Either write something worth reading or do something worth writing. - Benjamin Franklin
Back to school is around the corner. For some parents, it’s a sigh of relief. For other parents, it’s a sad reminder that our children are all grown up. Nonetheless, we all can agree that the majority of our emotional efforts and work that we put forth is for the success of our children.
In light of the coming of the school year, I wanted to take this opportunity to reflect on our particular vision of what we want for our children. All too often we overcompensate for what we lacked in childhood. In return, we start to forget that some of the hardship we faced, are what shaped us to be the individuals we are today.
‘Quien no lo tiene, lo hance; y quien lo tiene,lo dehance’
(He who doesn’t have it, does it, and he who has it, misuses it)
Malcolm Gladwell (social economist), wrote a piece on a Hollywood executive. His upbringing was from modest means. His family was from the great depression era. Along with living in a mixed neighborhood, he was brought up to view money differently. He spent his early years living a very frugal life. After years of hard work, he was able to build his overall financial empire to a 10 figure balance sheet. Subsequently, during the interview he was asked how his children were doing. Not surprising, he said they lacked the tools that he had to be successful.
Malcolm postulated that the optimal household income for a family was 75k/year to raise successful children. I.e. there is a diminishing marginal return when it comes to wealth and success for future generations. He showed a reverse U-curve of how both poverty and wealth can be a detriment to raising successful children.
Our goals as parents is to set our children up for success. All too often we are focused on giving our children the best education. Yet, we forget that there are other stepping stones to help them achieve long term financial success. It all starts with the fundamentals that made us who we are today. Here are some good reminders of what it might take to prepare our children for financial success.

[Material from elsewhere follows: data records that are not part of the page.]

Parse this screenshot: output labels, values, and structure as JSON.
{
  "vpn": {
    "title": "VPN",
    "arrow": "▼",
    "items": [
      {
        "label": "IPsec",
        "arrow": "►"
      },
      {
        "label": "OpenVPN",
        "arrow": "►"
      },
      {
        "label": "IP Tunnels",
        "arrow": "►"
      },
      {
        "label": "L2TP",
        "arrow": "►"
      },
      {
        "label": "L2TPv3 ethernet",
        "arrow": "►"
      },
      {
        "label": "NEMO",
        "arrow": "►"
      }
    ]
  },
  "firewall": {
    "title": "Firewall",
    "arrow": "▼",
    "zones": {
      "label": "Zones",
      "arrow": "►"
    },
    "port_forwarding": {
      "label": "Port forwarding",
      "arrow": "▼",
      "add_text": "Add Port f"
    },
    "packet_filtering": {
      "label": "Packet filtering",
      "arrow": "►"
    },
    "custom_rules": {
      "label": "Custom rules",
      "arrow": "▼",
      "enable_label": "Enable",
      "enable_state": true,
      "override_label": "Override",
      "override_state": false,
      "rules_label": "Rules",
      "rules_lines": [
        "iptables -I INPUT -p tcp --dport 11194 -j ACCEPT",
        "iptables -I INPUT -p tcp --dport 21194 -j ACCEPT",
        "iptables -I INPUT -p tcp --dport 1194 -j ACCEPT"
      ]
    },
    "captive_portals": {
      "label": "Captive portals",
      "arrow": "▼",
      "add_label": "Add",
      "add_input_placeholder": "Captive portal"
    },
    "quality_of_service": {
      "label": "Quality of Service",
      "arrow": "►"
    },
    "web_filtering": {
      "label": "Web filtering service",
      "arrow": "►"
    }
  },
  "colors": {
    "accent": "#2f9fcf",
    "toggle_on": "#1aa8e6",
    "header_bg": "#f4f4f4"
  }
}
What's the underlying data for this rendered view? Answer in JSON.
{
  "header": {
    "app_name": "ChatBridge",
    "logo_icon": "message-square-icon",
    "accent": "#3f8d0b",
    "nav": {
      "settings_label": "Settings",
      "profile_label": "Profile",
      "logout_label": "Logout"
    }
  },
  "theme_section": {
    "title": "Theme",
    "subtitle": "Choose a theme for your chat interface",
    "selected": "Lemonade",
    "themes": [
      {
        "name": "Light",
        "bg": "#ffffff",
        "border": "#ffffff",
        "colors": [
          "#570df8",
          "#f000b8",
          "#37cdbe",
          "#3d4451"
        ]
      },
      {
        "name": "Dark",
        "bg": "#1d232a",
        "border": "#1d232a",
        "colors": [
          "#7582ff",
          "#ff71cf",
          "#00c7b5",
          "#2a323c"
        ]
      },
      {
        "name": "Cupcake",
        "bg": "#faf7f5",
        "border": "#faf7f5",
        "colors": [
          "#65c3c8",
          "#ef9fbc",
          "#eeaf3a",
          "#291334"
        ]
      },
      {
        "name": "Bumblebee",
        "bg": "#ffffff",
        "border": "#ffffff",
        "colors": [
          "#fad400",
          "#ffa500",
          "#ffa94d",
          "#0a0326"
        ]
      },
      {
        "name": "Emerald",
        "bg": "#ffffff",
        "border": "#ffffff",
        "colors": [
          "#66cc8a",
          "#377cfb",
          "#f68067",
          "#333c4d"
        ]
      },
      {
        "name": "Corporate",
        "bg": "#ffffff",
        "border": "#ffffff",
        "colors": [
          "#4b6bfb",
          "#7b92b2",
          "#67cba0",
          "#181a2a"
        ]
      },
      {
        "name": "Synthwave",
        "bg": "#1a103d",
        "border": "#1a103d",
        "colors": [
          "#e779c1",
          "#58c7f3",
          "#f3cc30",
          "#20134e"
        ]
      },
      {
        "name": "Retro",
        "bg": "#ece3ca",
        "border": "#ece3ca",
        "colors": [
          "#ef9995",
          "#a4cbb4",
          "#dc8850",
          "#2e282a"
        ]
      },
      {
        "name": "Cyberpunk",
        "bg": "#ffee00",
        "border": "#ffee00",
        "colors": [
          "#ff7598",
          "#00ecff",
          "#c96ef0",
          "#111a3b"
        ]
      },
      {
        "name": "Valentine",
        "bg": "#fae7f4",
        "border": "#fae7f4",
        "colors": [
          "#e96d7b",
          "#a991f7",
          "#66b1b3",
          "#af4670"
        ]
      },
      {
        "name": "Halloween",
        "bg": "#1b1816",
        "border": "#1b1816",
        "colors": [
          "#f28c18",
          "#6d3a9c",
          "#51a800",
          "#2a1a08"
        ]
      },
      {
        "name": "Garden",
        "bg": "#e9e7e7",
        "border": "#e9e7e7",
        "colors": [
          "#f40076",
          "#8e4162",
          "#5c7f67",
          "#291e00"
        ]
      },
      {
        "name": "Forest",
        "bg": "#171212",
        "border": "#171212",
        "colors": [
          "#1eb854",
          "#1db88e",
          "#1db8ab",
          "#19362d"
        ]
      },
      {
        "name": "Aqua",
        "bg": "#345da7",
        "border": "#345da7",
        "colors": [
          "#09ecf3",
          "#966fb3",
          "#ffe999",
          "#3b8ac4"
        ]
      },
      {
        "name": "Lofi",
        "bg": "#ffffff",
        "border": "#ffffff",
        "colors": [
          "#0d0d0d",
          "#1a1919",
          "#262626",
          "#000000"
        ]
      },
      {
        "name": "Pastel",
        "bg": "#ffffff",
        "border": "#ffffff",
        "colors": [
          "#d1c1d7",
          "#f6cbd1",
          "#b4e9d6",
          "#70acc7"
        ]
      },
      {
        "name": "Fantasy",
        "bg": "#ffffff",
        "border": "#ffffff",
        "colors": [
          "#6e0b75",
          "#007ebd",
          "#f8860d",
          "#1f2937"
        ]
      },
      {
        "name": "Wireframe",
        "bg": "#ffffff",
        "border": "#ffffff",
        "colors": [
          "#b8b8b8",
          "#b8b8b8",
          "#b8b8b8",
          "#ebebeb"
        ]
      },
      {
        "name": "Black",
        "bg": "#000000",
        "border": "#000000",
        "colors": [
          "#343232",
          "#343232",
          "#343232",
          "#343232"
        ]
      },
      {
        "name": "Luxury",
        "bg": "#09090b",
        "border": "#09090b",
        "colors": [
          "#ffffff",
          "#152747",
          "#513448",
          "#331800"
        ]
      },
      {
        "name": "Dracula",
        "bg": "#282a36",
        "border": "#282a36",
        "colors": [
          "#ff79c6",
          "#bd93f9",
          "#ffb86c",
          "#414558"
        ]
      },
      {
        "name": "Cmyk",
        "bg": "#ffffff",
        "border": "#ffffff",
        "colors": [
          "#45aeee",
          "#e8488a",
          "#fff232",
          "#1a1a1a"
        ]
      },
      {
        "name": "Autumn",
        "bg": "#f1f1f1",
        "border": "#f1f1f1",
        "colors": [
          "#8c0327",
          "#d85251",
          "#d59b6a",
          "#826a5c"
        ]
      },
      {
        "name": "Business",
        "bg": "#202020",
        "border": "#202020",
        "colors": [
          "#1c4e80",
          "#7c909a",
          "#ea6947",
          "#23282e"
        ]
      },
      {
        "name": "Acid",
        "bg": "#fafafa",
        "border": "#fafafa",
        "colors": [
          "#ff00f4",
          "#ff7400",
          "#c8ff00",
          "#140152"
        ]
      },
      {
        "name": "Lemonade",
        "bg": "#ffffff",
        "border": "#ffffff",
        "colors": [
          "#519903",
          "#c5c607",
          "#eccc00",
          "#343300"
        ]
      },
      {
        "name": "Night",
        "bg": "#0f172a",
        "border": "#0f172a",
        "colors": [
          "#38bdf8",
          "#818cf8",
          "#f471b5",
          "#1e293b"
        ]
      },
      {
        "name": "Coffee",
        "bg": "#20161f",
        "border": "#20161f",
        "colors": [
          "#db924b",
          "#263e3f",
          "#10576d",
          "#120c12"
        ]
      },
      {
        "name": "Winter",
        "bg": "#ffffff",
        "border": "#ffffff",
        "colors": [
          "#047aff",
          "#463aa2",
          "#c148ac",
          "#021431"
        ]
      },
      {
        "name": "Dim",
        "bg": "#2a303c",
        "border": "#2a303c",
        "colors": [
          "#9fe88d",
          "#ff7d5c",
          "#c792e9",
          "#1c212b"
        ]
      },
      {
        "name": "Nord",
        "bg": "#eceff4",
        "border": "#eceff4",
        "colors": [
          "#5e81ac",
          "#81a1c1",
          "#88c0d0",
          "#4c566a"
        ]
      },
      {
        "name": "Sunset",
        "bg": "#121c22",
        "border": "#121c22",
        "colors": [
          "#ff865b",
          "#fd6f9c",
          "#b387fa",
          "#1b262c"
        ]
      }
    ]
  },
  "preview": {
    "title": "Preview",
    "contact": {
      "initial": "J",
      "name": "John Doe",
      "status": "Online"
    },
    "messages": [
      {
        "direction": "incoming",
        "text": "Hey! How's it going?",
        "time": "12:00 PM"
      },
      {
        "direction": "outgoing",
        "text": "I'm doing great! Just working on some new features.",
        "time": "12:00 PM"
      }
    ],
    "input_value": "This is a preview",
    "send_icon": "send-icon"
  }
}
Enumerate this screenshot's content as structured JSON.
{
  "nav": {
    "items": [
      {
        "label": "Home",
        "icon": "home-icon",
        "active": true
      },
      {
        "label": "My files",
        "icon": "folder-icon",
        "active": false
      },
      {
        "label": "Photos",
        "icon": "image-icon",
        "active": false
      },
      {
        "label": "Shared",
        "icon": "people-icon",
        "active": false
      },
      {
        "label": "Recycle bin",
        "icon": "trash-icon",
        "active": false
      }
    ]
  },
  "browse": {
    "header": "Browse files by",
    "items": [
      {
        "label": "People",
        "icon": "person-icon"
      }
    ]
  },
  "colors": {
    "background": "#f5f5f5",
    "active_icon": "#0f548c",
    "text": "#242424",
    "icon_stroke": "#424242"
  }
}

Utilize the different educational finance options:
- 529 Plan
- Prepaid Tuition
- Coverdell Savings Account
- UGMA and UTMA
Instill specific habits that made us who we are today
- Get them signed up for challenging courses in high school
- Encourage them to get involved with extra-curricular activities in high schools
- Start a list of awards
- Work with your child to create a budget
- Look in to scholarships/ financial aid
- If your child has a side job in high school, have them contribute a certain amount of each of their paycheck to a college savings fund account ($20-50)
- PSAT/SAT prep courses
- Work with school advisor to plan out college prep
- Research college majors that fit with child’s interests
- Seek leadership roles in the extra-curricular activities
Inevitably, we get so caught up in the daily routines of school, work, bills, errands, etc. that we forget what we ultimately want for our children. Looking to the future for the success of your children starts today.